In Ihrer Wahlheimat, der Schweiz, geht es ja auch auf den Straßen ziemlich ruhig zu. Macht ihnen dort, bei dem strengen Tempolimit, das Autofahren überhaupt Spaß?

Die meisten Leute haben da wahrscheinlich ein etwas falsches Bild, die denken immer, wenn man Formel-1-Fahrer ist, dann muss man auch auf den Straßen fahren wie ein Gestörter. Aber das ist ja gerade das Gute an meinem Job, dass ich mich da in dem besten Auto, das es überhaupt gibt, austoben kann. Da kommt ja selbst ein guter Sportwagen für die Straße nicht annähernd ran. Ich würde nicht sagen, dass ich jedes Tempolimit absolut einhalte. Ich glaube, dass das jeder, der ehrlich zu sich selbst ist, kaum von sich behaupten kann. Aber ich würde mich schon eher als passiven Autofahrer einschätzen. Ich glaube, mit dem Alter bin ich da auch ein bisschen weiser geworden. Die zwei, drei Minuten, die das im Endeffekt ausmacht, spielen normalerweise wirklich keine Rolle.
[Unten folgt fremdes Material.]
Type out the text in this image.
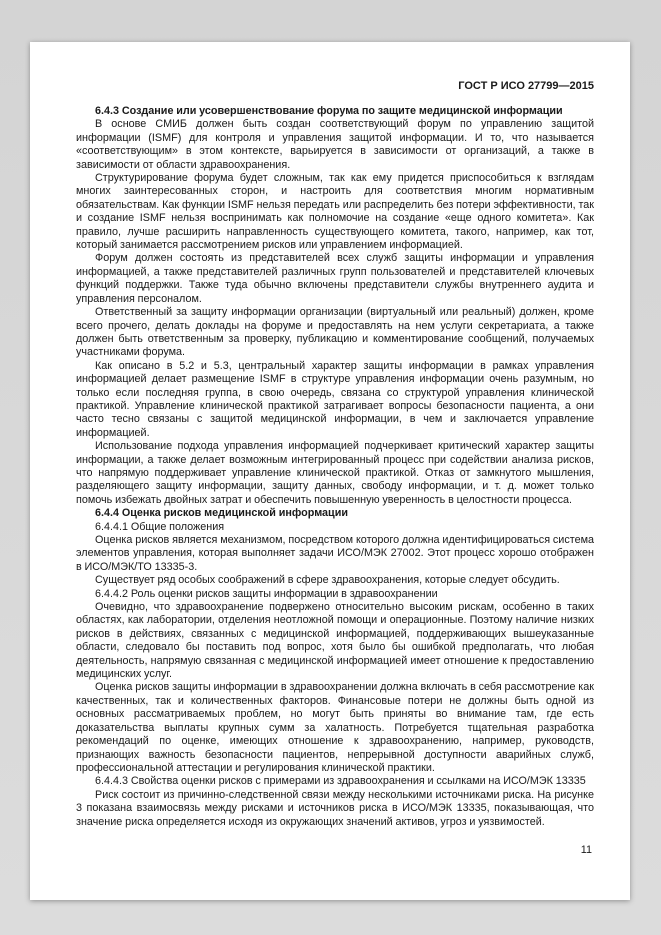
ГОСТ Р ИСО 27799—2015

6.4.3 Создание или усовершенствование форума по защите медицинской информации

В основе СМИБ должен быть создан соответствующий форум по управлению защитой информации (ISMF) для контроля и управления защитой информации. И то, что называется «соответствующим» в этом контексте, варьируется в зависимости от организаций, а также в зависимости от области здравоохранения.

Структурирование форума будет сложным, так как ему придется приспособиться к взглядам многих заинтересованных сторон, и настроить для соответствия многим нормативным обязательствам. Как функции ISMF нельзя передать или распределить без потери эффективности, так и создание ISMF нельзя воспринимать как полномочие на создание «еще одного комитета». Как правило, лучше расширить направленность существующего комитета, такого, например, как тот, который занимается рассмотрением рисков или управлением информацией.

Форум должен состоять из представителей всех служб защиты информации и управления информацией, а также представителей различных групп пользователей и представителей ключевых функций поддержки. Также туда обычно включены представители службы внутреннего аудита и управления персоналом.

Ответственный за защиту информации организации (виртуальный или реальный) должен, кроме всего прочего, делать доклады на форуме и предоставлять на нем услуги секретариата, а также должен быть ответственным за проверку, публикацию и комментирование сообщений, получаемых участниками форума.

Как описано в 5.2 и 5.3, центральный характер защиты информации в рамках управления информацией делает размещение ISMF в структуре управления информации очень разумным, но только если последняя группа, в свою очередь, связана со структурой управления клинической практикой. Управление клинической практикой затрагивает вопросы безопасности пациента, а они часто тесно связаны с защитой медицинской информации, в чем и заключается управление информацией.

Использование подхода управления информацией подчеркивает критический характер защиты информации, а также делает возможным интегрированный процесс при содействии анализа рисков, что напрямую поддерживает управление клинической практикой. Отказ от замкнутого мышления, разделяющего защиту информации, защиту данных, свободу информации, и т. д. может только помочь избежать двойных затрат и обеспечить повышенную уверенность в целостности процесса.

6.4.4 Оценка рисков медицинской информации

6.4.4.1 Общие положения

Оценка рисков является механизмом, посредством которого должна идентифицироваться система элементов управления, которая выполняет задачи ИСО/МЭК 27002. Этот процесс хорошо отображен в ИСО/МЭК/ТО 13335-3.

Существует ряд особых соображений в сфере здравоохранения, которые следует обсудить.

6.4.4.2 Роль оценки рисков защиты информации в здравоохранении

Очевидно, что здравоохранение подвержено относительно высоким рискам, особенно в таких областях, как лаборатории, отделения неотложной помощи и операционные. Поэтому наличие низких рисков в действиях, связанных с медицинской информацией, поддерживающих вышеуказанные области, следовало бы поставить под вопрос, хотя было бы ошибкой предполагать, что любая деятельность, напрямую связанная с медицинской информацией имеет отношение к предоставлению медицинских услуг.

Оценка рисков защиты информации в здравоохранении должна включать в себя рассмотрение как качественных, так и количественных факторов. Финансовые потери не должны быть одной из основных рассматриваемых проблем, но могут быть приняты во внимание там, где есть доказательства выплаты крупных сумм за халатность. Потребуется тщательная разработка рекомендаций по оценке, имеющих отношение к здравоохранению, например, руководств, признающих важность безопасности пациентов, непрерывной доступности аварийных служб, профессиональной аттестации и регулирования клинической практики.

6.4.4.3 Свойства оценки рисков с примерами из здравоохранения и ссылками на ИСО/МЭК 13335

Риск состоит из причинно-следственной связи между несколькими источниками риска. На рисунке 3 показана взаимосвязь между рисками и источников риска в ИСО/МЭК 13335, показывающая, что значение риска определяется исходя из окружающих значений активов, угроз и уязвимостей.

11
Die Formel 1 macht Station in 19 Ländern. Haben Sie Zeit dafür, diese Länder dabei auch kennen zu lernen?

Sicher, ich bin doch nicht eingesperrt. Und solange ich pünktlich an der Rennstrecke bin, gibt es da auch keinen Ärger. Es ist schön, dass man herumkommt und viele verschiedene Länder sieht, versucht, jedes Jahr ein bisschen was anderes mitzunehmen. Natürlich hat man dann allmählich auch in jeder Stadt, in jeder Gegend, so seine Plätze, die einem am besten gefallen. In den Städten gibt es dann bestimmte Restaurants, die man immer wieder besucht oder bestimmte Dinge, die man immer wieder unternimmt. In Kanada laufen wir zum Beispiel immer den kleinen Hügel, den Mont Real, hoch und schauen dann auf die Stadt. Anderseits ist es, wenn man so viel unterwegs ist, dann aber auch schön, wieder nach Hause zu kommen und seine Ruhe zu haben.

Wenn man so viel unterwegs ist, was ist dann für Sie typisch deutsch?

Typisch deutsch ist gutes Brot, davon bin ich auch ein absoluter Fan. Typisch deutsch ist auch, Tatort zu schauen und freitags sein Auto zu waschen, um es dann am Wochenende in der Garage stehen zu haben. Das ist bei mir weniger der Fall, ich fahre ja eher am Wochenende raus.

Sie sind bekannt für Ihren großen Siegeswillen. Gibt es denn außerhalb der Formel 1 die eine oder andere Niederlage, über die sie sich besonders ärgern?

Ich verliere – immer noch – konstant gegen den Kimi beim Badminton.

Sie meinen Ihren Kontrahenten Räikkönen, der unter Umständen im nächsten Jahr Ihr Teamkollege bei Red Bull wird. Im Badminton ist er Ihnen also voraus?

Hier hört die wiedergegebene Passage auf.